Chica, a de carne e osso, viu sua prenhez surgir sem medos na frente dos revoltosos; os peitos, duas mangas, jazendo sobre a barriga exposta. Prenhez nua gritando. Bajado, como Bibiu, decorara os traços do rosto da amiga. As sardas no rosto inchado acentuando a prenhez.

Riu, ela, alisando a própria barriga, a cabeça do feto.

– Terá Chiquinha tanto leite assim? – assustou-se dona Biu.

– Quero leite, Bajado, leite muito.

Bajado pôs pingos em relevo, um branco amarelado escorrendo das mamas; pingos no vestido azul de rendas, arriado na cintura. Cabelos voantes, agitando-se. As pernas erguidas, endurecidas, uma na frente da outra, como numa marcha real. O vestido em dobras, desigual, cobrindo um joelho; o outro ficou à mostra. As mãos segurando um pavilhão branco, com pontas nas extremidades. Chica viu-se gorda, deformada, sem remorsos no rosto de sardas.

O moço comunardo foi desarmado das duas pistolas, ressurgiu meio-inocente, zombeteiro; nas mãos, uma vassoura de cerdas largas, cabo comprido para frente, em riste. O rosto loução em contraste com os homens transidos de cólera; olho assustado, fito no volume dos peitos de Chica.

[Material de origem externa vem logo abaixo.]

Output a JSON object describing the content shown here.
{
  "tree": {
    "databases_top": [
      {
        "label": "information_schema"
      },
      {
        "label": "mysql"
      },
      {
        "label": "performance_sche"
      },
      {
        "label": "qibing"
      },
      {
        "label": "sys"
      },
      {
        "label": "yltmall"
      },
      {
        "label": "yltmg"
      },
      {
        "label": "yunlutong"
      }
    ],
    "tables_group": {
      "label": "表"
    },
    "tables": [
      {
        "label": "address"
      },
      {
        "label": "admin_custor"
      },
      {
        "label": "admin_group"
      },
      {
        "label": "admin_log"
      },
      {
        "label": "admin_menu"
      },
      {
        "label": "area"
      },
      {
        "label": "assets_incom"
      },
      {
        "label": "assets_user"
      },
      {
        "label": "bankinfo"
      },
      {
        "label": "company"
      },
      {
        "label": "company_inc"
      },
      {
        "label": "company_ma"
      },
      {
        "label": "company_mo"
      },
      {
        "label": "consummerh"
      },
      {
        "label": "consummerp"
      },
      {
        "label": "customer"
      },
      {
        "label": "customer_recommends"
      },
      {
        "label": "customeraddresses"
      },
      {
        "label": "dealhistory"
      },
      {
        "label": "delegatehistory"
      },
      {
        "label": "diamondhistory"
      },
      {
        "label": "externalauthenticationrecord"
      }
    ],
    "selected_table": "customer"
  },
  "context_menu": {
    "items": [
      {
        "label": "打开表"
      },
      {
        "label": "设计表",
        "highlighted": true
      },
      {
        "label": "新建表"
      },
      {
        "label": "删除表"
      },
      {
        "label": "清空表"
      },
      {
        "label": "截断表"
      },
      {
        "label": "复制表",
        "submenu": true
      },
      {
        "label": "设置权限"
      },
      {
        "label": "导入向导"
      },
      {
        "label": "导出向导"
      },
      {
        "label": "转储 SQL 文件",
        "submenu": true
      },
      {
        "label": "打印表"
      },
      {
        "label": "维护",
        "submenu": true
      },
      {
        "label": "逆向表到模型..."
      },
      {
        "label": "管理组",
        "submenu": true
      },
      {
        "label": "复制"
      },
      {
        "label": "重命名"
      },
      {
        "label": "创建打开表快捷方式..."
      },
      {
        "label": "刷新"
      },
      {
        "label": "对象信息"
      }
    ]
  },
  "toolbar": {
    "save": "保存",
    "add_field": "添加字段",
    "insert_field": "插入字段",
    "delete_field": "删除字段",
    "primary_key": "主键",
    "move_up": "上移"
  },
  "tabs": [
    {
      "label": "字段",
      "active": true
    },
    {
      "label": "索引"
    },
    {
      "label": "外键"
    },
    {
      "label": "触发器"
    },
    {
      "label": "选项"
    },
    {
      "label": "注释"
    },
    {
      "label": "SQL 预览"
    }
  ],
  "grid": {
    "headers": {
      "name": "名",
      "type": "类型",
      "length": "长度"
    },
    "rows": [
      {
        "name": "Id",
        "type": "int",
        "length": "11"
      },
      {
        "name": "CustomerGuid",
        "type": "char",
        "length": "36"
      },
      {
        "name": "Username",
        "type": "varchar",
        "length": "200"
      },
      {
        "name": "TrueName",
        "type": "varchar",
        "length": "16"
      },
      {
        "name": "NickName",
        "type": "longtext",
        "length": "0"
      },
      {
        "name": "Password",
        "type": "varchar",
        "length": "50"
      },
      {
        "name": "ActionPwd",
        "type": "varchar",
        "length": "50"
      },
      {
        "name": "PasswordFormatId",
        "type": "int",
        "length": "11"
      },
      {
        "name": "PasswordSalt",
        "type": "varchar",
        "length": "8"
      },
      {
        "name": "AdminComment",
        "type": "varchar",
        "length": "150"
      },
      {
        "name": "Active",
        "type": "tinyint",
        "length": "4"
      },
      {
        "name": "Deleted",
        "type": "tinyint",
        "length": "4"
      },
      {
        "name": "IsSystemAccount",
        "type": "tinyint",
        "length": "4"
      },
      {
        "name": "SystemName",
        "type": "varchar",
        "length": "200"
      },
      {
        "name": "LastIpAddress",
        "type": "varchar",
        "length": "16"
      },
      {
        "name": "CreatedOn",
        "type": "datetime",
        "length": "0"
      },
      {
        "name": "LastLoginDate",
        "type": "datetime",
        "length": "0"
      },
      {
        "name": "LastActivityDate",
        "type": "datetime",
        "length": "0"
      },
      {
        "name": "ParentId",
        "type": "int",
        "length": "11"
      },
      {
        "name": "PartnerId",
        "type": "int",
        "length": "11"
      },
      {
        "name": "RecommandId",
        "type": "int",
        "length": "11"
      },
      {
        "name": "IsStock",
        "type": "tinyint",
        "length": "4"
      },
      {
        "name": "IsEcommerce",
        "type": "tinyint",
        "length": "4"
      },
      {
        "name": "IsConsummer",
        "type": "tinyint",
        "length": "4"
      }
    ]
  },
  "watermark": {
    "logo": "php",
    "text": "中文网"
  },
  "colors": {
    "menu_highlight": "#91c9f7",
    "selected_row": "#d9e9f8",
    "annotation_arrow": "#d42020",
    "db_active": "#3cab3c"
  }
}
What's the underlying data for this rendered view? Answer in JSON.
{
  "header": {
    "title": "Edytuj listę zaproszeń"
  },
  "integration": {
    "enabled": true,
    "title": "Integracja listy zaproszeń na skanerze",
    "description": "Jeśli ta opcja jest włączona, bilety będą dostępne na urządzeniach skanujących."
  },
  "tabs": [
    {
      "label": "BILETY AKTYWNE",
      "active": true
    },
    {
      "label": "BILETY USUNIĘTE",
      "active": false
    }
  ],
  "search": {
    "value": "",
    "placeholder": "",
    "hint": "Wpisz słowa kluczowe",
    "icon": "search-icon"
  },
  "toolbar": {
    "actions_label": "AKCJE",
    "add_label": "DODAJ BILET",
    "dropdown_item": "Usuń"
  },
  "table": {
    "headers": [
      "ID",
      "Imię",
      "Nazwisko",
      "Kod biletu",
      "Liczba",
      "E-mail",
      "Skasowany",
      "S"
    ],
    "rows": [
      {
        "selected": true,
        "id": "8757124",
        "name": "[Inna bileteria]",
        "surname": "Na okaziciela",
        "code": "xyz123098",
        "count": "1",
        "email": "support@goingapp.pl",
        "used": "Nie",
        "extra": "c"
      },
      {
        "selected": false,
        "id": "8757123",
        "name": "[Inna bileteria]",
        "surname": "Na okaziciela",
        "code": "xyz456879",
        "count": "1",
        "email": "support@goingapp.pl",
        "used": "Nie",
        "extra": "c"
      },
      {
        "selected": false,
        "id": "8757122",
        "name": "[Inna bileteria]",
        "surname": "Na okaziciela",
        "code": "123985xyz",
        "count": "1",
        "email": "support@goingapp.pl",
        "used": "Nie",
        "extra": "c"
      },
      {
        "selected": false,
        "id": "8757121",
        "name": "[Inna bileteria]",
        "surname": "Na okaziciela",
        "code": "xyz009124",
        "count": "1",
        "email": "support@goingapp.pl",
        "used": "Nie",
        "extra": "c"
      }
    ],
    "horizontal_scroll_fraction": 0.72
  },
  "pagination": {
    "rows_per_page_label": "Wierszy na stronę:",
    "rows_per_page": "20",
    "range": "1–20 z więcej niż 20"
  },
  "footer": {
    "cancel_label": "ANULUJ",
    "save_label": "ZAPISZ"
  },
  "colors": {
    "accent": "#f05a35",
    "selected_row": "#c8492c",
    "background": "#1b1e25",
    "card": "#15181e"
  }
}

A calça, encurtada nos joelhos, dando liberdade aos passos.

Bajado fez a si mesmo sobre o banco na frente da estátua; sentado, como na estatueta de Chica. Calçou-se com o par de botas que usara no Cariri, cordões bem-amarrados. Pernas balançando na calça de barras cosidas, sem alcance no chão. A camisa abotoada por dois botões, sem seguir a sequência dos buracos; a gola alta de um lado, baixa de outro. A boca, sorrindo, mostrando os dentes desiguais; uma mandíbula inferior saindo entre os lábios. Decrépito, feliz com a iminente ocupação.

– A revolução é uma festa de pão e rosas! – gritou Maújo, jurando que daria um jeito de homenagear um líder que o ensinara a não ter medo de meganhas. Surgira de repente, ele.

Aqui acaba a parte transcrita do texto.